Он повернулся и пошел к машине. Сел на красное кожаное сиденье, глотнул пару каких-то пилюль и поманил к себе пальцем Буниятова:
– Слушай, славный командир Буниятов. От трибунала тебя может спасти только одно. Мост через Вислоку знаешь?
– Так точно, товарищ гвардии генерал?
– Туда немец прет танками. Удержишь день – простим. Нет – трибунал.
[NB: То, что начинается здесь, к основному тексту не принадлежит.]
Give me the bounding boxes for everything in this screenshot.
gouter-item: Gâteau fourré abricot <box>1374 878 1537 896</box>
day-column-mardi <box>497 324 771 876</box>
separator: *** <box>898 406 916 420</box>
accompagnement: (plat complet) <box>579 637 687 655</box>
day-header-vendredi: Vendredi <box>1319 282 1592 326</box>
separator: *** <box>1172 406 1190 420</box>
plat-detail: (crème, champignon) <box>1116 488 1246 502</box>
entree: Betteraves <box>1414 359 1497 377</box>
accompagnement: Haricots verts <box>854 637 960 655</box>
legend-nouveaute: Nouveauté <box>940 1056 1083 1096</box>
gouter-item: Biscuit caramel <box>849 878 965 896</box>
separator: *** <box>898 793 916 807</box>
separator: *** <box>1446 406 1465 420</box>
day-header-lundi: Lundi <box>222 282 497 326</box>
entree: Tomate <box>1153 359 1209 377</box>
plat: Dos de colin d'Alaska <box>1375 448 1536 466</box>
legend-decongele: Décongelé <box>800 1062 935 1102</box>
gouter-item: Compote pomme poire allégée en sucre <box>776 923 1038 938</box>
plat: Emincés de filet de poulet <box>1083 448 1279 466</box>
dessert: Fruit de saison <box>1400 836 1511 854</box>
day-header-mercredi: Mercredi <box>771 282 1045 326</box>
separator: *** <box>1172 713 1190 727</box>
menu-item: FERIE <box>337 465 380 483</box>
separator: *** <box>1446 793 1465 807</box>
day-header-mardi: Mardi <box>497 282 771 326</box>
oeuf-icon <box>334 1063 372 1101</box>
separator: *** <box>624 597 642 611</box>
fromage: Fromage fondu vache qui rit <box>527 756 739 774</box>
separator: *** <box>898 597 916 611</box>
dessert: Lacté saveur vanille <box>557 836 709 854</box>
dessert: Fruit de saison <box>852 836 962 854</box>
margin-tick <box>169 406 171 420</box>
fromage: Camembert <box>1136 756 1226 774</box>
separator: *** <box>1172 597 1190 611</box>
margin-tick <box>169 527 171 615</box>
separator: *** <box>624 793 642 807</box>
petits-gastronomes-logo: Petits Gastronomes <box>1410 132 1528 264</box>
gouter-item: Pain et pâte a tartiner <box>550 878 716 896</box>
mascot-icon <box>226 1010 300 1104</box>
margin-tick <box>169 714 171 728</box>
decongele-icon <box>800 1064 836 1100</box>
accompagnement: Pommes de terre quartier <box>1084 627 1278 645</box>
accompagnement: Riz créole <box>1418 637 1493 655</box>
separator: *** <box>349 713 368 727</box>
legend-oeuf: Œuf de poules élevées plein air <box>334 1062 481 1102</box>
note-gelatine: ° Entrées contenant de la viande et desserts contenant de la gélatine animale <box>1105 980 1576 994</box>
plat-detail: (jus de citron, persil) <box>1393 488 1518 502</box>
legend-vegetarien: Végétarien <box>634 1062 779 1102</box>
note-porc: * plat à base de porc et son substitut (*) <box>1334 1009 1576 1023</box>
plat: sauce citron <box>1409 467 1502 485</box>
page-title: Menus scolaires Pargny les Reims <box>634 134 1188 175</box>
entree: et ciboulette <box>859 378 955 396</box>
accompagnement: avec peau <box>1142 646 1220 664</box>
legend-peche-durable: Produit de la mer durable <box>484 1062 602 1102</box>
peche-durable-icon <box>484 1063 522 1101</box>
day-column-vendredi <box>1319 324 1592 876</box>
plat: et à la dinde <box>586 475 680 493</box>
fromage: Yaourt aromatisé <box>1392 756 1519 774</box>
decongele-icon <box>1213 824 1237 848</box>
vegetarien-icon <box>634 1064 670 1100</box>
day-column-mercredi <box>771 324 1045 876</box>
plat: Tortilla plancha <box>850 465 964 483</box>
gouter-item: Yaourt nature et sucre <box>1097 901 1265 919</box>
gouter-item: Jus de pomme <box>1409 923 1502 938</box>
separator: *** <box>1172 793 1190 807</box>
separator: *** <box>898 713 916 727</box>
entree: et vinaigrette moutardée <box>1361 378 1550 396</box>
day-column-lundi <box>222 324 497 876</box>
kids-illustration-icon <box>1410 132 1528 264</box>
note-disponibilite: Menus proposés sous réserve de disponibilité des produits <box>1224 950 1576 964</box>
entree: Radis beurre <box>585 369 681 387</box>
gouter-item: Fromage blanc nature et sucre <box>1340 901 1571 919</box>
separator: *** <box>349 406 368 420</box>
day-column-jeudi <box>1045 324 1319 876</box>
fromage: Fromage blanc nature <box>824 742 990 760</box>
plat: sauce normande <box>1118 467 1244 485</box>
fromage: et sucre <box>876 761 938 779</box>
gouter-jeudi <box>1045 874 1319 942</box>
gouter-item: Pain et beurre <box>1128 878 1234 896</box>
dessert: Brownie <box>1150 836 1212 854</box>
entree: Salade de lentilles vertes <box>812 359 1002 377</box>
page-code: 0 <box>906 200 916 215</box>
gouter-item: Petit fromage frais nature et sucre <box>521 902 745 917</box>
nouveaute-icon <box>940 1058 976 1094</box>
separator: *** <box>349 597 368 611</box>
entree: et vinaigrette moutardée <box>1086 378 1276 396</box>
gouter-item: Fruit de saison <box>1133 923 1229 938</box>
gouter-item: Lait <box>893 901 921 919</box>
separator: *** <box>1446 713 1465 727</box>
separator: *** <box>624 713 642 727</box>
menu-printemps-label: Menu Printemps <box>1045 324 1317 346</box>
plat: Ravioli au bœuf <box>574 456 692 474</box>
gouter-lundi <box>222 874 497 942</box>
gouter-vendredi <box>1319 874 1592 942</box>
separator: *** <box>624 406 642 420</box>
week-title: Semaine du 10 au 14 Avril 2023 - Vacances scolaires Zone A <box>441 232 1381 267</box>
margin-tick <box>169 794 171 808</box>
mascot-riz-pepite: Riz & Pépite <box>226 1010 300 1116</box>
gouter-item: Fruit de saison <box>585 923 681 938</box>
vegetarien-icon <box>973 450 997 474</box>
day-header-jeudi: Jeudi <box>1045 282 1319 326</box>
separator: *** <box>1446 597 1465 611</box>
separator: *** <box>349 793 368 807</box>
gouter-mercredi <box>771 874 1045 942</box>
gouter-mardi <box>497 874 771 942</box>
– Удержим, товарищ гвардии генерал.
Генерал махнул рукой Иванову. Тот подбежал к машине, вытянулся.
– Сдайте оружие, вы арестованы. Что можно простить командиру, того я не прощу комиссару.
– Нет, – сказал Буниятов, – я прошу его оставить, товарищ генерал. Я без него не удержу мост.
Генерал выпил еще одну таблетку и как-то устало, досадливо и в то же время безразлично махнул рукой. Шофер нажал на акселератор так яростно, что два автоматчика и порученец, что сидели сзади, словно вросли в эту жирную, раскаленную на солнце красную кожу черного «мерседеса».
В штрафбате Зии Буниятова было триста сорок четыре человека, к концу второго дня осталось семьдесят девять. Их бомбили, в них палили из «ванюш», но мост они держали и танки полыхали в ночи едким, медленным, черно-красным пламенем.